Mises Wire

Appetite for Risk or Appetite for Destruction?

The policy of the Bernanke-Yellen Fed to whet investors’ appetite for risk by maintaining short-term interest rates at zero in order to pump up investment spending seems to be working quite well.  Here is some anecdotal evidence as reported by a friend:

I tried tapping private banks for a business loan, for fun, last month, for a business that I “may consider” buying. Last week, I received 2 quick offers for 2M in financing...at prime plus 2.5!! I don’t even have 2014 tax returns for the business. My accountant  .  . . says the business’ profits are clearly over reported. Yet, still, I get the loan offers. The 2 independent bankers I met with liked my “character”. Sigh...are we back to the 2005 loan standards? Numbers no longer matter?  There are absolutely no numbers to justify this loan. The rate, under 6% for a 10 year term, has gotten my attention. There is less than a 20% personal guarantee. . . .  [H]ow can I not make a profit on a capital investment with those terms?
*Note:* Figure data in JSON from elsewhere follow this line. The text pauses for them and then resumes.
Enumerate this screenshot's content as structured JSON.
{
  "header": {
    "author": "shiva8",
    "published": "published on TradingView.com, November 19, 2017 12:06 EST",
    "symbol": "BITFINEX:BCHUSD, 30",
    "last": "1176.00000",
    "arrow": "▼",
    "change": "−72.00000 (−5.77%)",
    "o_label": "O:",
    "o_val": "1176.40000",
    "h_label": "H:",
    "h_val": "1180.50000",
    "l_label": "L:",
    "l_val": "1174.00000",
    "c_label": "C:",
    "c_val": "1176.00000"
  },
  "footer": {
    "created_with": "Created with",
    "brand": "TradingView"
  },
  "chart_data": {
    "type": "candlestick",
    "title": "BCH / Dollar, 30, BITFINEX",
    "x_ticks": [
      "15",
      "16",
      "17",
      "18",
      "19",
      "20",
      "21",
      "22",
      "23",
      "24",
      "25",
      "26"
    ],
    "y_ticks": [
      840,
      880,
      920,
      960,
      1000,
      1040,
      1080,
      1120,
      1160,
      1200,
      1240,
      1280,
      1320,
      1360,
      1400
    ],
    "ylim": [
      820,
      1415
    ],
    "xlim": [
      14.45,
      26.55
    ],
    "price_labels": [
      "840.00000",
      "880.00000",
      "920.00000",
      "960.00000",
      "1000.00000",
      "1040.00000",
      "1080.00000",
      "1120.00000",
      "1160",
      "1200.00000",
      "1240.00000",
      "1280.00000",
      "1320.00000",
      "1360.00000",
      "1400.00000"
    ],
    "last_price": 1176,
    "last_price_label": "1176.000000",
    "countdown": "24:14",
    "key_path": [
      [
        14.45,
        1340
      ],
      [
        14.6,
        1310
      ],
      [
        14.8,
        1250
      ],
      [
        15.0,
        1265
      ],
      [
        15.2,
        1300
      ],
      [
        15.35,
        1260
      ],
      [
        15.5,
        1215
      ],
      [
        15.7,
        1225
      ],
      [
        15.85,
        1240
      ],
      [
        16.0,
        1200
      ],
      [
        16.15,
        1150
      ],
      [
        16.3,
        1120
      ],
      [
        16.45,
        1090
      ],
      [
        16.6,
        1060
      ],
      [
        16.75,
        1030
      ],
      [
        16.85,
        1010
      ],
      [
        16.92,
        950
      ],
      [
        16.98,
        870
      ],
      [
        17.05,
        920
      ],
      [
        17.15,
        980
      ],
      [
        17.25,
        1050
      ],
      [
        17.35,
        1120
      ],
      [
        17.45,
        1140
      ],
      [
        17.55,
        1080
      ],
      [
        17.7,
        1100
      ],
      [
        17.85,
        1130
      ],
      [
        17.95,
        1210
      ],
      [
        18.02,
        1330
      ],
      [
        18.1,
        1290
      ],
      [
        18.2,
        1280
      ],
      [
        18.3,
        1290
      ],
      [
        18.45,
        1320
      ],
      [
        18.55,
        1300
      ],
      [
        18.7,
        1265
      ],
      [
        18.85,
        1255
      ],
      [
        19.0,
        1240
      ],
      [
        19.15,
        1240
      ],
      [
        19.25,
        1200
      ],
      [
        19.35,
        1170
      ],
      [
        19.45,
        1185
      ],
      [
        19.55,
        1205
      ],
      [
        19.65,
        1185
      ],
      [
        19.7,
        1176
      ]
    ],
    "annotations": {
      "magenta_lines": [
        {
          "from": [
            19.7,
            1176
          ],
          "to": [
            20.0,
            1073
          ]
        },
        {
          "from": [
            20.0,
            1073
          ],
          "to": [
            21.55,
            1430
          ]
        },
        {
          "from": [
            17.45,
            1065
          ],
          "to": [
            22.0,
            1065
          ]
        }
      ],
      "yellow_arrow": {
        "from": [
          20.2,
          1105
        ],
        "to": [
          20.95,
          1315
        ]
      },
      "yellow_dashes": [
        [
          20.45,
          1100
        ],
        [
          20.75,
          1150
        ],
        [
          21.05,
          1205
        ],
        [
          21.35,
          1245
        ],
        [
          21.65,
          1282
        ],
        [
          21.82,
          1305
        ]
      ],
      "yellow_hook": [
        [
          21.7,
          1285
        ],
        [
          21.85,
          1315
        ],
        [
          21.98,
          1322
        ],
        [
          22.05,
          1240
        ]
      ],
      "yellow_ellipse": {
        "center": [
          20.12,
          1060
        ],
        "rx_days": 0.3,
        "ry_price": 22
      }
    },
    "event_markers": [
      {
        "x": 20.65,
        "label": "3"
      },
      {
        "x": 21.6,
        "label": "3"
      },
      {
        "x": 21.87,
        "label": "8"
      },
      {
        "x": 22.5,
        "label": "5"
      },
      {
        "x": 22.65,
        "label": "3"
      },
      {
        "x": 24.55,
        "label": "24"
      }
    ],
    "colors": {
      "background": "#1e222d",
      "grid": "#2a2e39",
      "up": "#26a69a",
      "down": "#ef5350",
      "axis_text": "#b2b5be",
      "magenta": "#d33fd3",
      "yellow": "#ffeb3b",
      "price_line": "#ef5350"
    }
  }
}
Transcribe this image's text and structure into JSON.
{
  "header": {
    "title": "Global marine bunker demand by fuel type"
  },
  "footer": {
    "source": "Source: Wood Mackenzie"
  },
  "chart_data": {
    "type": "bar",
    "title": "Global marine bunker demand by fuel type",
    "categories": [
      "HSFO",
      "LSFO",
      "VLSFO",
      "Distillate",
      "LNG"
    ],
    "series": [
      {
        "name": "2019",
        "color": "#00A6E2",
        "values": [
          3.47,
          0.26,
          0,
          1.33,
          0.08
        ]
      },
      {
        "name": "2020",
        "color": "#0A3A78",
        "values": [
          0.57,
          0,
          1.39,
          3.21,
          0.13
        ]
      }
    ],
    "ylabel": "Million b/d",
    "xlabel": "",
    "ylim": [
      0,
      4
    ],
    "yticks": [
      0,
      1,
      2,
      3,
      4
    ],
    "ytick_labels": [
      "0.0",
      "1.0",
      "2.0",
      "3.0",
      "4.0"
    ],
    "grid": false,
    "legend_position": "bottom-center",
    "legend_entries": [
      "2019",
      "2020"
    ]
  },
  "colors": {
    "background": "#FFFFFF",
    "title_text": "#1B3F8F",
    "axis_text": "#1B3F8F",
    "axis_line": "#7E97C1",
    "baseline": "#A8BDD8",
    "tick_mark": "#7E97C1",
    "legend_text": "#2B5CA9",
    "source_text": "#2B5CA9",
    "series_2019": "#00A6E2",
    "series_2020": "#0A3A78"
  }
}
The Kool aid is contagious, once you get a taste.

The heightened “appetite for risk” that the Fed and the establishment media have been blathering about as a new method for the salvation of the U.S. economy is far from it.  Rather it is the same old cheap-money policy dressed up in new garb and, as Austrian business cycle theory demonstrates, what it stimulates among bankers, investors, and entrepreneurs is best described by the title of the classic hard rock album by Guns N’ Roses, Appetite for Destruction.